Kimberlee A. Dworczyk said...

Sounds like you got yo'self some funky'ass weather, eh?

How interesting, I too am on a cereal kick too. Right now I'm into the apple cinn cheerio's, and as always cinn toast crunch.

Girrrl, I can't tell you how much I laughed at the 4th paragraph bout the meds. I was given lunesta to help me sleep and it leaves this type of metal taste in my mouth. Feel you 100% (minus the stank-ass), and it's just bizarre if you ask me. Like, what does one have to do w/ the other? What made me roll tho- was the itchy crotch. Whenever my mom gives me one of her "knockyoassout" pain killers (usually when auntie flo comes) that is all I wanna do. More info than you needed? Oh f'n well. Trying to relate.
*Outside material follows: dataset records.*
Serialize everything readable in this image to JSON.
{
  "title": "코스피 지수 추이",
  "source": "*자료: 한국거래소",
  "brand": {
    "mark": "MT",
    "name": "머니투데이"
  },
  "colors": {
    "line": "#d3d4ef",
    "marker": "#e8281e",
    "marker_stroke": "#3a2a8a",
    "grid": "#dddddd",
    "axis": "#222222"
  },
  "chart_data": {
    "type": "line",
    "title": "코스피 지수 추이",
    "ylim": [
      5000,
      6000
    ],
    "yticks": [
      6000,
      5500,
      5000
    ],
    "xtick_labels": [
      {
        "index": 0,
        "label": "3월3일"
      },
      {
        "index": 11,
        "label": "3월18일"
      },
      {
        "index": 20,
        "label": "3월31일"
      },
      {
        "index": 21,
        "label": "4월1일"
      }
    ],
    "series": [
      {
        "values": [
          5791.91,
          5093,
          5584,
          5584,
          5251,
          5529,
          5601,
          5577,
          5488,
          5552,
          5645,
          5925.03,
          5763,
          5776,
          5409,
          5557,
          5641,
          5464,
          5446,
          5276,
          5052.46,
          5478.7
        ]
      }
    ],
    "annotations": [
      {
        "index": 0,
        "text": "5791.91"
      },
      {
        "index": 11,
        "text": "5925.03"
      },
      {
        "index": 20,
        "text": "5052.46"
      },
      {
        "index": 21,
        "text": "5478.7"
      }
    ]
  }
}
Wow - I'm so happy for you about the biz - I'm sure you are totally overwhelmed..and I hate to sound cliche, but things happen for a reason and you wouldn't be given anything you can't handle. I've said it once and I'll say it again. You be a strong bizneotch; fight the fight.

Annie N. said...

ok so you had an itchy crotch too. now i don't feel so nuts. dan's always like, "what's going on down there?" one day I sware it was swollen. i told stace and she was like the last thing you need is a swollen crotch. anways...

Kimberlee A. Dworczyk said...

Ohhh, that's a good one.
Yah, Jason asks the same question "What's up with you, scratchy?"